Many years ago, my family determined that using a “shammy” in the kitchen instead of a sponge or a dish rag was THE way to go. We discovered our first shammy at a flea market while we were on vacation. It was enormous … about 36”x36” … so we cut it into four smaller pieces and washed dishes like mad.

We quickly learned that used shammies have an odor all their own. Used shammies are gross.

Apparently, sponges are even worse. According to a recently published study from Scientific Reports, researchers have determined that sponges are the “biggest reservoirs of active bacteria” in your household, making them even more germy than a toilet.

The study went on to say that while sanitizing sponges by boiling or microwaving them does reduce the bacterial load, regularly sanitized sponges really don’t contain less bacteria than uncleaned ones.

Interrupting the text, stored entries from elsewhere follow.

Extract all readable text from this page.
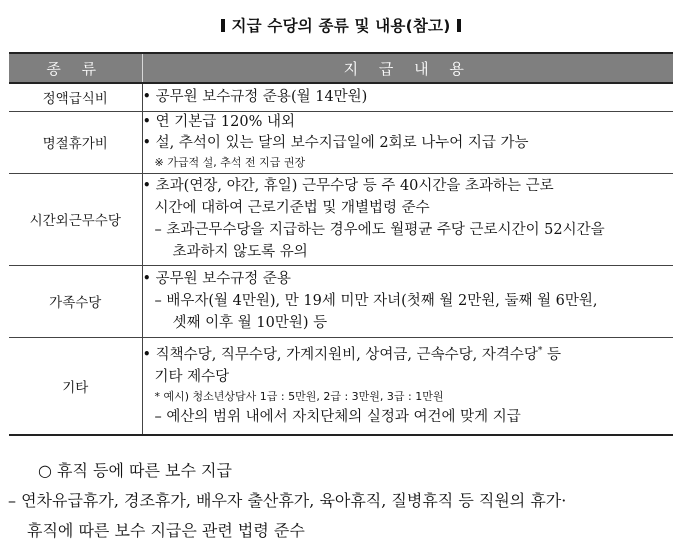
지급 수당의 종류 및 내용(참고)
종 류	지 급 내 용
정액급식비	• 공무원 보수규정 준용(월 14만원)

명절휴가비	• 연 기본급 120% 내외
• 설, 추석이 있는 달의 보수지급일에 2회로 나누어 지급 가능
※ 가급적 설, 추석 전 지급 권장

시간외근무수당	• 초과(연장, 야간, 휴일) 근무수당 등 주 40시간을 초과하는 근로
시간에 대하여 근로기준법 및 개별법령 준수
– 초과근무수당을 지급하는 경우에도 월평균 주당 근로시간이 52시간을
초과하지 않도록 유의

가족수당	• 공무원 보수규정 준용
– 배우자(월 4만원), 만 19세 미만 자녀(첫째 월 2만원, 둘째 월 6만원,
셋째 이후 월 10만원) 등

기타	• 직책수당, 직무수당, 가계지원비, 상여금, 근속수당, 자격수당* 등
기타 제수당
* 예시) 청소년상담사 1급 : 5만원, 2급 : 3만원, 3급 : 1만원
– 예산의 범위 내에서 자치단체의 실정과 여건에 맞게 지급
○ 휴직 등에 따른 보수 지급
– 연차유급휴가, 경조휴가, 배우자 출산휴가, 육아휴직, 질병휴직 등 직원의 휴가·
휴직에 따른 보수 지급은 관련 법령 준수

It seems that resistant bacteria survive any sanitation process and quickly hide in the many niches and crevice’s on a sponge’s surface and quickly reach a similar abundance as before the treatment.

Used sponges are gross.

We don’t use shammies or sponges at our house. We use a brush. We replace it periodically and store it in the top rack of our dishwasher so that it gets cleaned every time we do dishes. It’s probably covered in its own special germs but it never smells so it’s easy to pretend that it’s clean.

If you use sponges, simply replace them once each week or, alternatively, use something non-porous like a silicone scrubber to do your dishes.